The only member of his family to survive Nazi concentration camps, Mr. Shoken spent most of his new life running neighborhood grocery stores in Baltimore.
"He lived two different lives in equal portions, from birth to 1945 he experienced the culture of European Jewry. When that culture ended, he came to America and lived roughly another 45 years," said Fred Shoken of Baltimore, one of his three sons. "He said that in America, you were American and Jewish, you could be both and get by. In Poland, you were a Jew."
Born in Warsaw, where he worked in his father's leather business, Mr. Shoken was living in the Jewish ghetto with his wife and twin daughters, Guta and Rachel, in 1939 when Germany invaded Poland. After the failed ghetto uprising of 1943, the Nazis rousted the family from hiding places and sent them to camps. Mr. Shoken lost his parents, nine siblings, his wife and children.
He was first sent to Maidanek, about two miles from Lublin, Poland. The Allied liberation of 1945 found him at Mauthausen in upper Austria. For the next four years he lived in a displaced persons camp in Landsberg, Germany.
"I've known him since the end of the war in Landsberg. He was coming almost daily to our apartment," said Hirsh Altusky, a fellow survivor now living in New York. "He was a very smart person, a very plain, simple and friendly man who liked to schmooze."
Mr. Shoken sailed for the United States in 1949, was processed in New York by the Hebrew Immigrant Aid Society and sent to Baltimore with a train ticket and the address of a downtown rooming house.
"He was 45 years old, didn't know anything about Baltimore and didn't speak English," said Fred Shoken. "His first job was at the old Cannon Shoe Factory."
In Baltimore, he met a young Holocaust survivor from Poland named Sylvia Szmulewicz. They were married in 1950. Mrs. Shoken was a seamstress in a South Baltimore sweatshop.
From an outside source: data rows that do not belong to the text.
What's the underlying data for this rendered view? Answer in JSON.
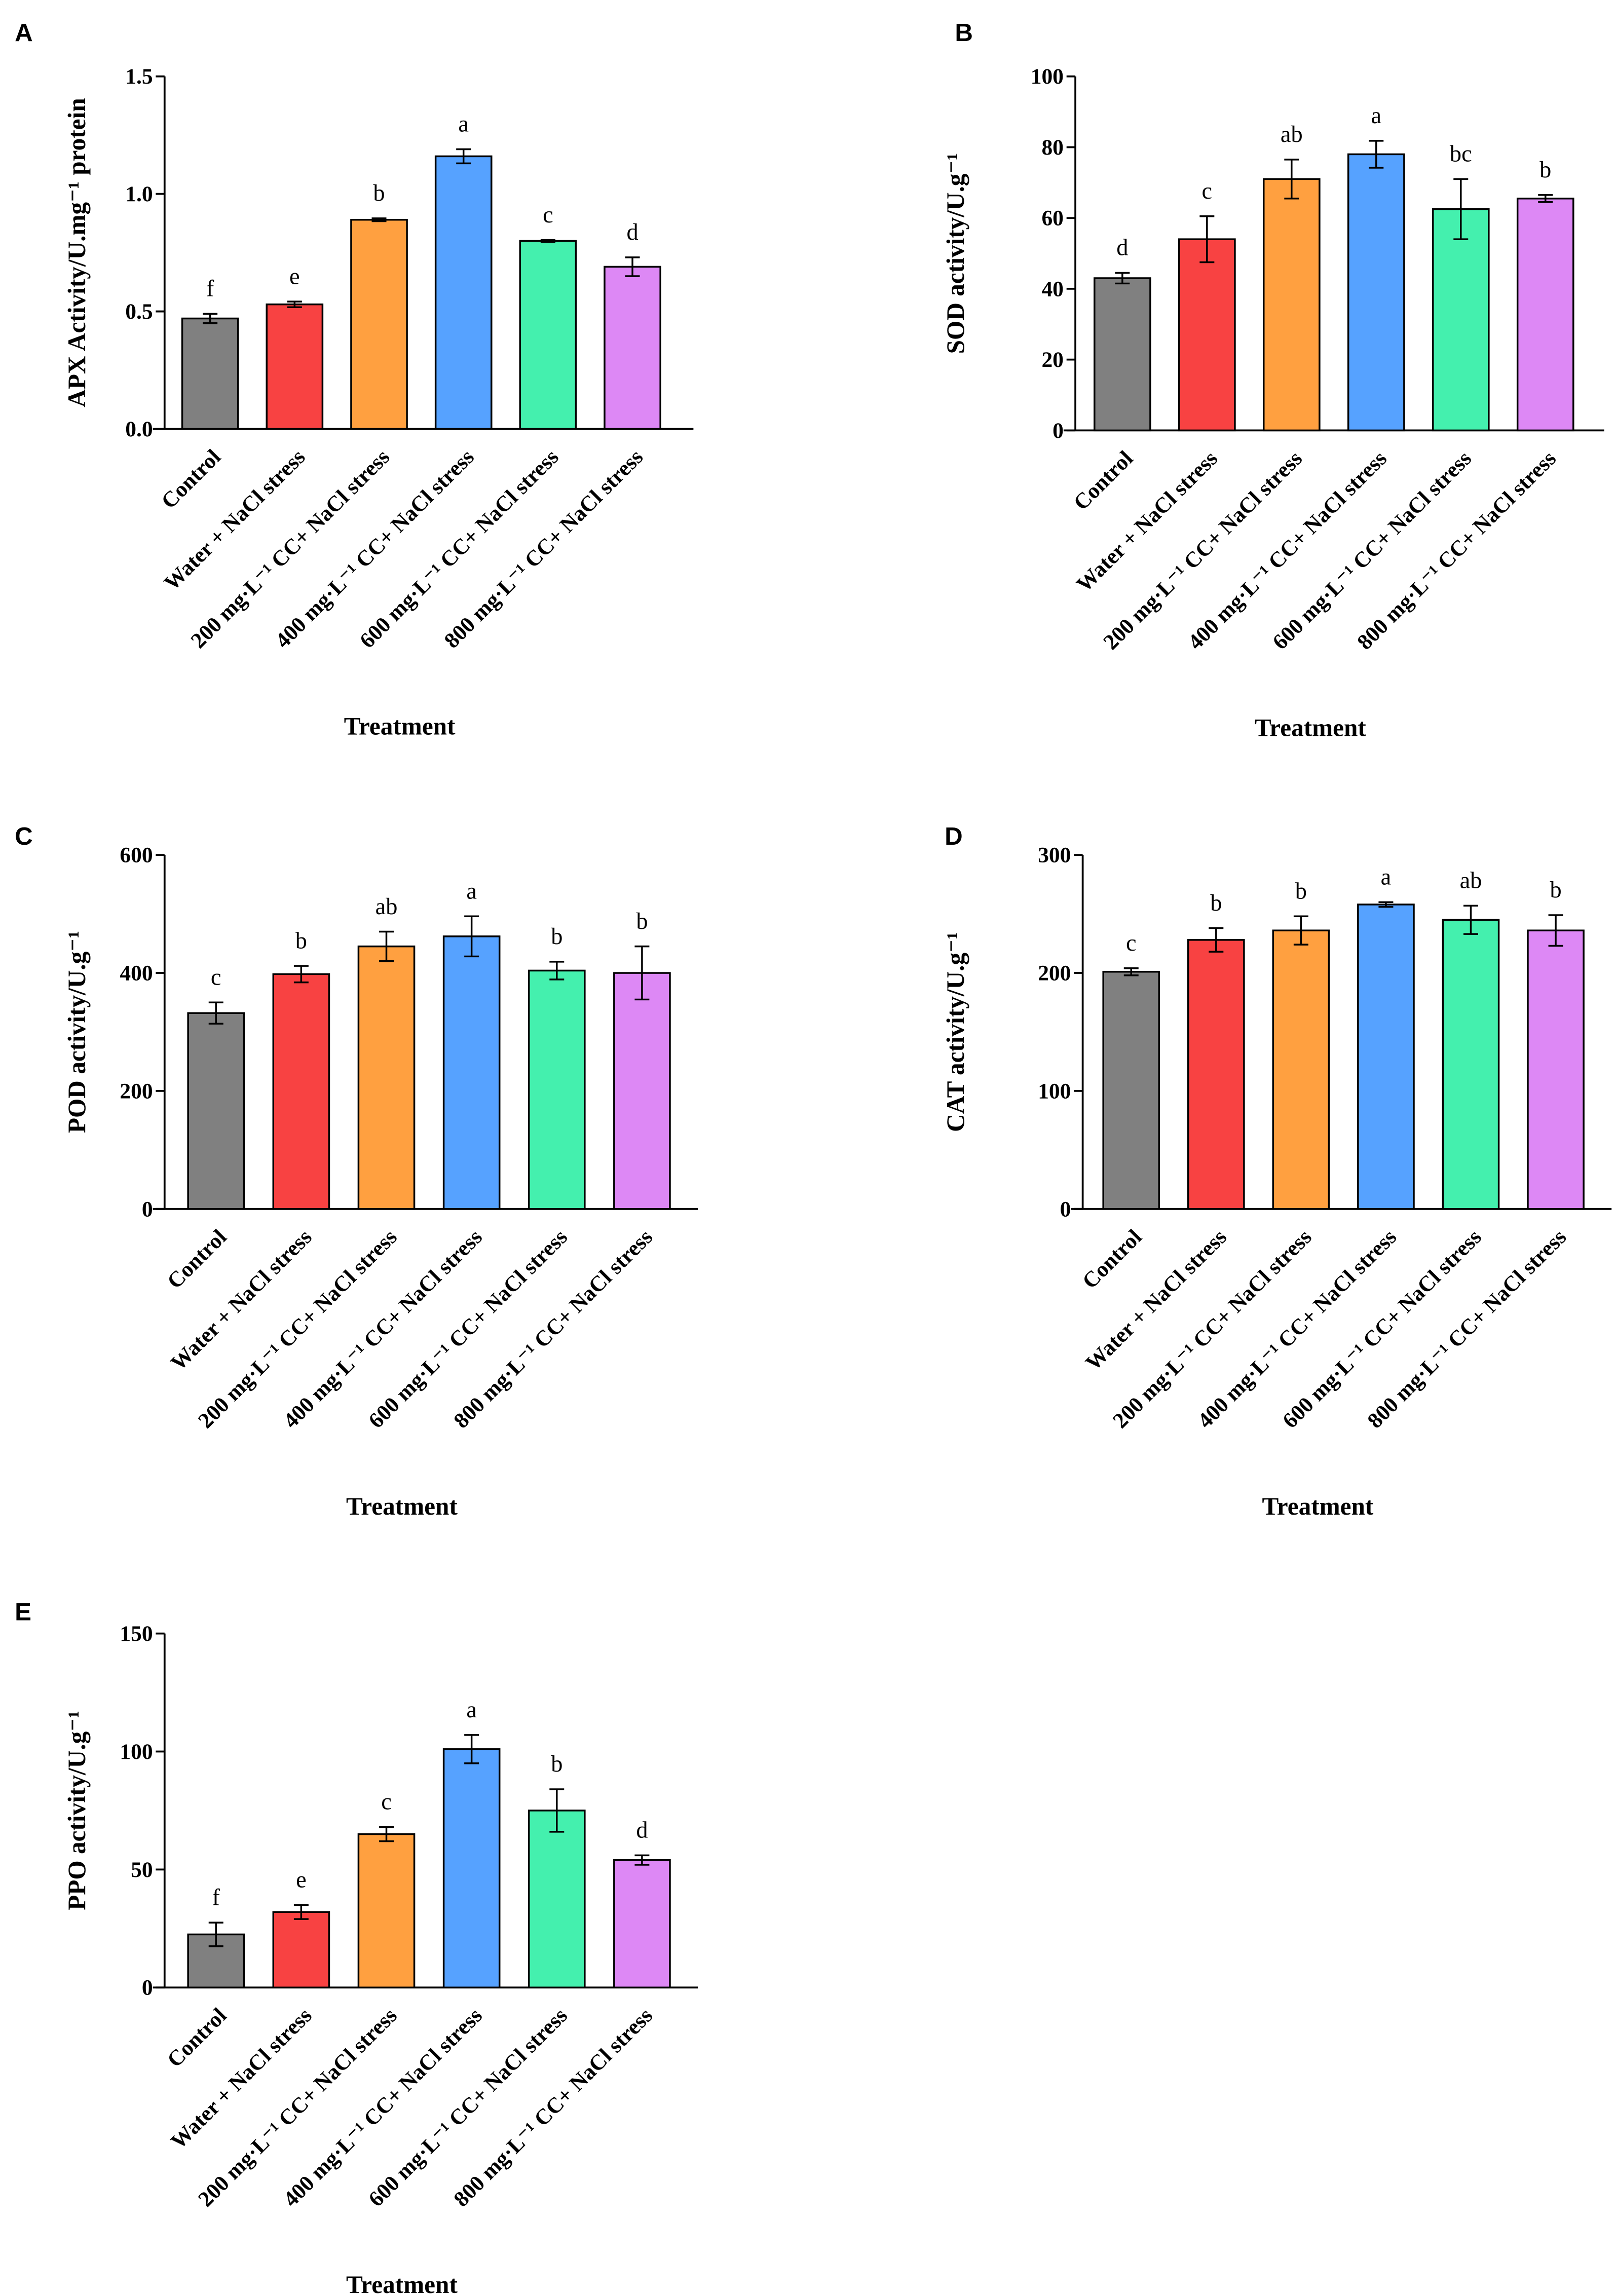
{
  "chart_data": [
    {
      "panel": "A",
      "type": "bar",
      "ylabel": "APX Activity/U.mg⁻¹ protein",
      "xlabel": "Treatment",
      "ylim": [
        0,
        1.5
      ],
      "yticks": [
        "0.0",
        "0.5",
        "1.0",
        "1.5"
      ],
      "ytick_values": [
        0,
        0.5,
        1.0,
        1.5
      ],
      "values": [
        0.47,
        0.53,
        0.89,
        1.16,
        0.8,
        0.69
      ],
      "errors": [
        0.02,
        0.012,
        0.006,
        0.03,
        0.004,
        0.04
      ],
      "letters": [
        "f",
        "e",
        "b",
        "a",
        "c",
        "d"
      ]
    },
    {
      "panel": "B",
      "type": "bar",
      "ylabel": "SOD activity/U.g⁻¹",
      "xlabel": "Treatment",
      "ylim": [
        0,
        100
      ],
      "yticks": [
        "0",
        "20",
        "40",
        "60",
        "80",
        "100"
      ],
      "ytick_values": [
        0,
        20,
        40,
        60,
        80,
        100
      ],
      "values": [
        43,
        54,
        71,
        78,
        62.5,
        65.5
      ],
      "errors": [
        1.5,
        6.5,
        5.5,
        3.8,
        8.5,
        1
      ],
      "letters": [
        "d",
        "c",
        "ab",
        "a",
        "bc",
        "b"
      ]
    },
    {
      "panel": "C",
      "type": "bar",
      "ylabel": "POD activity/U.g⁻¹",
      "xlabel": "Treatment",
      "ylim": [
        0,
        600
      ],
      "yticks": [
        "0",
        "200",
        "400",
        "600"
      ],
      "ytick_values": [
        0,
        200,
        400,
        600
      ],
      "values": [
        332,
        398,
        445,
        462,
        404,
        400
      ],
      "errors": [
        18,
        14,
        25,
        34,
        15,
        45
      ],
      "letters": [
        "c",
        "b",
        "ab",
        "a",
        "b",
        "b"
      ]
    },
    {
      "panel": "D",
      "type": "bar",
      "ylabel": "CAT activity/U.g⁻¹",
      "xlabel": "Treatment",
      "ylim": [
        0,
        300
      ],
      "yticks": [
        "0",
        "100",
        "200",
        "300"
      ],
      "ytick_values": [
        0,
        100,
        200,
        300
      ],
      "values": [
        201,
        228,
        236,
        258,
        245,
        236
      ],
      "errors": [
        3,
        10,
        12,
        2,
        12,
        13
      ],
      "letters": [
        "c",
        "b",
        "b",
        "a",
        "ab",
        "b"
      ]
    },
    {
      "panel": "E",
      "type": "bar",
      "ylabel": "PPO activity/U.g⁻¹",
      "xlabel": "Treatment",
      "ylim": [
        0,
        150
      ],
      "yticks": [
        "0",
        "50",
        "100",
        "150"
      ],
      "ytick_values": [
        0,
        50,
        100,
        150
      ],
      "values": [
        22.5,
        32,
        65,
        101,
        75,
        54
      ],
      "errors": [
        5,
        3,
        3,
        6,
        9,
        2
      ],
      "letters": [
        "f",
        "e",
        "c",
        "a",
        "b",
        "d"
      ]
    }
  ],
  "categories": [
    "Control",
    "Water + NaCl stress",
    "200 mg·L⁻¹ CC+ NaCl stress",
    "400 mg·L⁻¹ CC+ NaCl stress",
    "600 mg·L⁻¹ CC+ NaCl stress",
    "800 mg·L⁻¹ CC+ NaCl stress"
  ],
  "colors": [
    "#808080",
    "#f84242",
    "#ffa040",
    "#56a2ff",
    "#44f0ae",
    "#dd88f5"
  ]
}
"My father realized they weren't going to make it making shoes or sewing, so with some savings and a little help from the Jewish community, they bought a small grocery store on Brune Street," Fred Shoken said. "He sold it for another store at South Paca and Warner streets. Dad learned to cut meat, all of us lived above the store, and he sold everything. I think he even resold our comic books after we read them."
In 1958, the family moved to a house on Simmons Avenue near the Glen Avenue firehouse in Northwest Baltimore, where Mr. Shoken lived until his death. Mrs. Shoken lives at Milford Manor Nursing Home.
Mr. Shoken became a U.S. citizen in 1960. He the Paca Street store in 1966 and bought a liquor store near Hilton Parkway. He retired in 1974 after decades of rolling pennies, working 12-hour days and enduring numerous holdups.
"My father never talked about the war or his first family. He never rejected God, but he couldn't understand how something like that could have happened," said Fred Shoken. "I wouldn't say he was jovial, but he wasn't a begrudging man either. I think he accepted what happened and went on. A lot of people did what he did. There was no other way."
Services will be held at 10 a.m. today at Sol Levinson & Bros. Inc., Reisterstown Road and Mount Wilson Lane.
Also surviving are sons Samuel Shoken and William Shoken, both of Baltimore.